Le ministre délégué auprès du ministre de l’Agriculture, du Développement rural et des Productions vivrières, chargé des Productions vivrières, Bernard Comoé Kini, multiplie les actions en faveur de la promotion des produits locaux. Le mercredi 10 juin 2026, il a effectué une visite dans plusieurs pâtisseries, restaurants et centres de formation spécialisés en boulangerie et pâtisserie dans les communes de Cocody et de Marcory afin d’évaluer le niveau d’intégration des farines locales dans la fabrication des produits de boulangerie.

Cette tournée a permis au membre du gouvernement de constater l’utilisation progressive de farines issues du manioc, du mil, du sorgho, du maïs ou encore du taro dans la confection du pain, des croissants, des viennoiseries et de divers produits pâtissiers. Une évolution qu’il considère comme un levier important pour renforcer la valorisation des productions vivrières nationales et réduire la dépendance du pays aux importations de farine de blé.
Au cours des échanges avec les professionnels du secteur, Hussein Tall, responsable de l’équipe nationale de boulangerie, a présenté les efforts entrepris depuis plusieurs années pour promouvoir l’utilisation des matières premières locales dans les boulangeries ivoiriennes.
« Depuis plusieurs années, nous travaillons à mettre en avant les farines locales comme la farine de manioc, de taro, de sorgho ou encore de maïs. Aujourd’hui, avec l’accompagnement du ministre, nous voulons aller encore plus loin et développer davantage de recettes à base de ces produits », a-t-il indiqué.

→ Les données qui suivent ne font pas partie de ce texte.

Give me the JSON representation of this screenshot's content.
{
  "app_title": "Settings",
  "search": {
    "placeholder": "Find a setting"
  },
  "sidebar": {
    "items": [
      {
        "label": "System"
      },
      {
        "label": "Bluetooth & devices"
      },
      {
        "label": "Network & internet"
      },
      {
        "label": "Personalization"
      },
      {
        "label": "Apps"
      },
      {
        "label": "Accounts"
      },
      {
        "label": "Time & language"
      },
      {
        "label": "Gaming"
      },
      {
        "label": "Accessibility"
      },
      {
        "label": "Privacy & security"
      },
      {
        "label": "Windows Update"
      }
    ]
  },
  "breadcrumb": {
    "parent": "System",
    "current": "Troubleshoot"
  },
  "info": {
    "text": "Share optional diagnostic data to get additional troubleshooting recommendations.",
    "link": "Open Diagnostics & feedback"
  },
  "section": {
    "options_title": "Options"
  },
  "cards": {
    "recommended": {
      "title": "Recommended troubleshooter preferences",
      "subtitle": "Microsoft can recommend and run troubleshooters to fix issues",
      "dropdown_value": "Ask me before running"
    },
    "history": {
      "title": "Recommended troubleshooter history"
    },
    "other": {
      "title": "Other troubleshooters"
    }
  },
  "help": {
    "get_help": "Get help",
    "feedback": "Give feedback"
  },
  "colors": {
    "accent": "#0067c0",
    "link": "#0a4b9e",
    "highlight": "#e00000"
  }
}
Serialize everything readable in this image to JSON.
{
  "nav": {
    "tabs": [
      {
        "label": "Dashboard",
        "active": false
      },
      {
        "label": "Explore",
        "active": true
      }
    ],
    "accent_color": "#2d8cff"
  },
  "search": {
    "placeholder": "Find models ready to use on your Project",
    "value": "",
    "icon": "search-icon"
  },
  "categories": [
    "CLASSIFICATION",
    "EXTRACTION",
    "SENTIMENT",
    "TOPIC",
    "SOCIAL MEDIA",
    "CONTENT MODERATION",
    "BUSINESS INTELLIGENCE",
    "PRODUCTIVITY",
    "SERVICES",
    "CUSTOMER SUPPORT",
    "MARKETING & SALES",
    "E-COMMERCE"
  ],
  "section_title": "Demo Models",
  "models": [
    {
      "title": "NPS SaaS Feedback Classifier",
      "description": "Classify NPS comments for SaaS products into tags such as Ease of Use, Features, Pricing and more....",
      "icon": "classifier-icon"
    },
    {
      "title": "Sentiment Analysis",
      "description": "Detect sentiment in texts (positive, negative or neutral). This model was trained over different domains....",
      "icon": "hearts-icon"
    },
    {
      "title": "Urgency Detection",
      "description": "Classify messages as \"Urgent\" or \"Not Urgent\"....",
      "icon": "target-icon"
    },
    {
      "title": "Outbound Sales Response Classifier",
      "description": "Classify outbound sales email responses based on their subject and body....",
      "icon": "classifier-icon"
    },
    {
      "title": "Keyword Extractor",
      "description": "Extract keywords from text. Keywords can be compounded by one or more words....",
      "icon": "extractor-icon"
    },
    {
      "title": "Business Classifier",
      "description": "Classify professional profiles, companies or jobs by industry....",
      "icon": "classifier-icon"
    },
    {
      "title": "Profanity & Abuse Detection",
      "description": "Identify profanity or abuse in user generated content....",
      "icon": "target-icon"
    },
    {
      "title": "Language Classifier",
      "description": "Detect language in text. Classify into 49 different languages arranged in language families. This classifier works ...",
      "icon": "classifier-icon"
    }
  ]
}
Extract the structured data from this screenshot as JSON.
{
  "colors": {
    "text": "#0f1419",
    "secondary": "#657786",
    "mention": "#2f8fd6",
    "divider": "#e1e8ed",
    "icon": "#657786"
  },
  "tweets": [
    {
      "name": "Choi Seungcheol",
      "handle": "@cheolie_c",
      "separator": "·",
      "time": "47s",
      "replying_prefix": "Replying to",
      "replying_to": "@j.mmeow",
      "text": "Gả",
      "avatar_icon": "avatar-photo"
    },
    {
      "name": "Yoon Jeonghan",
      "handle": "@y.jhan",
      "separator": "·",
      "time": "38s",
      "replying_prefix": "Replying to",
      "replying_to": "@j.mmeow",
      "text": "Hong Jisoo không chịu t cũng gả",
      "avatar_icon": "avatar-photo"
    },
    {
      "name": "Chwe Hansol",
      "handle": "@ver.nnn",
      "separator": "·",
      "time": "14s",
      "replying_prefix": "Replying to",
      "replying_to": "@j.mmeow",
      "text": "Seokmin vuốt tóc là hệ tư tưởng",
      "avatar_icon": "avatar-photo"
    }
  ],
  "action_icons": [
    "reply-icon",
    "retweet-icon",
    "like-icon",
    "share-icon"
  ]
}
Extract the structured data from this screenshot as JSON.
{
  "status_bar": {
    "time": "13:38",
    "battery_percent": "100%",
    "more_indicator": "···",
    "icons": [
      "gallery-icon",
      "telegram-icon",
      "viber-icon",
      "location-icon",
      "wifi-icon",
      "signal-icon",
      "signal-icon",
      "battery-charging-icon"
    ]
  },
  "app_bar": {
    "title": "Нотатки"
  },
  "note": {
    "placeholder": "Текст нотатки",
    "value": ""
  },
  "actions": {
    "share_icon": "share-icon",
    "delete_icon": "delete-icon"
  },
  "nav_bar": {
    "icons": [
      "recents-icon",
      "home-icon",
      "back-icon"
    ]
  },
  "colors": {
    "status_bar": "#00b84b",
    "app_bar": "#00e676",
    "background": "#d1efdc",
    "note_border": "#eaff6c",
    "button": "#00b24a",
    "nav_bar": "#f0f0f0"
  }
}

Selon lui, les produits fabriqués à partir de ces farines rencontrent déjà un accueil favorable auprès des consommateurs. « Nous commercialisons déjà ces produits et cela fonctionne très bien. Le marché existe. Il faut maintenant développer davantage l’offre et encourager la production », a-t-il souligné.
Le principal défi reste toutefois la disponibilité des matières premières en quantité suffisante. Hussein Tall a reconnu que les acteurs du secteur rencontrent parfois des difficultés d’approvisionnement en farines locales, même si les perspectives demeurent encourageantes.
Le responsable de l’équipe nationale de boulangerie a également mis en avant les performances de la Côte d’Ivoire sur la scène internationale. Il a rappelé que le pays a remporté une Coupe d’Afrique de boulangerie, obtenu plusieurs places sur le podium continental et participé à la Coupe du monde de boulangerie organisée en France en 2022, où la délégation ivoirienne a terminé à la sixième place.

Pour Bernard Comoé Kini, ces artisans constituent de véritables ambassadeurs du savoir-faire ivoirien. Le ministre s’est dit particulièrement satisfait de constater que les produits réalisés à base de farines locales sont aujourd’hui appréciés par les consommateurs.
« Lorsqu’on consomme ces produits, il est parfois difficile de faire la différence avec ceux fabriqués à base de farine importée. Mieux encore, les consommateurs les apprécient », a-t-il déclaré.
Le ministre a également salué le rôle des écoles de formation qui participent au renforcement des compétences dans les métiers de la boulangerie et de la pâtisserie. Selon lui, cette dynamique favorise l’insertion professionnelle des jeunes et offre de nouvelles opportunités économiques aux femmes.

Abordant la question du coût encore élevé de certains produits fabriqués à base de farines locales, Bernard Comoé Kini a expliqué que ceux-ci restent pour l’instant positionnés sur un segment haut de gamme, notamment en raison de leur caractère sans gluten et des faibles volumes de production.
« Lorsque nous passerons à une production industrielle avec des volumes plus importants, les prix vont considérablement baisser », a-t-il assuré.
À travers cette initiative, le gouvernement entend accroître la disponibilité des matières premières locales, soutenir la transformation agroalimentaire et encourager davantage la consommation des produits issus de l’agriculture ivoirienne. Une orientation qui s’inscrit pleinement dans la stratégie nationale de promotion du « consommer local » et de création de valeur ajoutée au sein des filières vivrières.